Playing off themes from the Affordable Care Act, the merging parties argued that the deal would increase efficiencies and therefor competition “by creating a team of employed physicians with access to Epic, the electronic medical records systems used by St. Luke’s.” And the merging parties had argued before the district court that the deal would better enable them to comply with obligations imposed on them under the Affordable Care Act by helping move to a value-based rather than volume-based pricing system. Neither the Ninth Circuit nor the district court found the purported efficiencies to be meaningful or merger-specific. The Ninth Circuit agreed with the lower court that no evidence supported that argument that St. Luke’s needed a core group of employed PCPs beyond the number it had pre-merger to successfully transition to integrated care and that a “committed team” can be assembled without employing physicians. The court of appeals also rejected the argument that shared electronic medical records – or EMRs – were a merger-specific efficiency because data analytics tools are available to independent physicians.
Interestingly, the court seemed to accept that the merger would benefit patients in many ways, but according to the court, better healthcare service cannot offset the anticompetitive effects that will result from the likely price increase that insurers will have to bear. The Ninth Circuit commented that “[a]t most, the district court concluded that St. Luke’s might provide better service to patients after the merger. That is a laudable goal, but the Clayton Act does not excuse mergers that lessen competition or create monopolies simply because the merged entity can improve its operations.” Accordingly, the Ninth Circuit affirmed the district court’s decision that St. Luke’s must divest the Saltzer practice.
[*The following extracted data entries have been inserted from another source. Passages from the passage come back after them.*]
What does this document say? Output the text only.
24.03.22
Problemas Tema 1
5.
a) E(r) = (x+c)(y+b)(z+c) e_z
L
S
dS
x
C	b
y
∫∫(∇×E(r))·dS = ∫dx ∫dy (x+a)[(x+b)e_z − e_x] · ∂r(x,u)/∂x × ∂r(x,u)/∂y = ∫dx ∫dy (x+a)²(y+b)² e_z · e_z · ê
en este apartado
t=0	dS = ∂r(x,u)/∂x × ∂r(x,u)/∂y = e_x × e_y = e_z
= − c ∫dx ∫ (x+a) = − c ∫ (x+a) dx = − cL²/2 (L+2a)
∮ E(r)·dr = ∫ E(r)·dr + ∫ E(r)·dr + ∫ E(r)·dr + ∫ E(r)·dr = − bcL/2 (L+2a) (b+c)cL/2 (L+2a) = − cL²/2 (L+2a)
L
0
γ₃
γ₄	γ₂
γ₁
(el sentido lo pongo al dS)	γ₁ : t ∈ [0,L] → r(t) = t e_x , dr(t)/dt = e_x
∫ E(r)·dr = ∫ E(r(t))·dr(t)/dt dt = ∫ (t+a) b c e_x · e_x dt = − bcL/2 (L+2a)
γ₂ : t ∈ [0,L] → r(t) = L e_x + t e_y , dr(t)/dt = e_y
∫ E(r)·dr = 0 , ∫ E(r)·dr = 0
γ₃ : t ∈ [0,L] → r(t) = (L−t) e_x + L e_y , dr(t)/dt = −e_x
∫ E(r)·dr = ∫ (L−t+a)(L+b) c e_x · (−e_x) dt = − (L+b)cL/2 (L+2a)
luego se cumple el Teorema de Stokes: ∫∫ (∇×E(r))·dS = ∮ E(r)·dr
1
The decisions by both the district court and the Ninth Circuit are significant. First, they show and tend to support the FTC’s position that general recitation of purported efficiencies endorsed in the Affordable Care Act will not carry much weight with the federal antitrust agencies or the courts in an antitrust matter. Second, the case demonstrates that the FTC will challenge smaller deals not reportable under the Hart-Scott-Rodino Act, even deals to acquire physician practices, if the transaction will likely have anticompetitive effects. And finally and somewhat relatedly, the fact that the FTC will focus its resources on small healthcare deals tends to illustrate the importance that the agency places on robust competition in healthcare markets.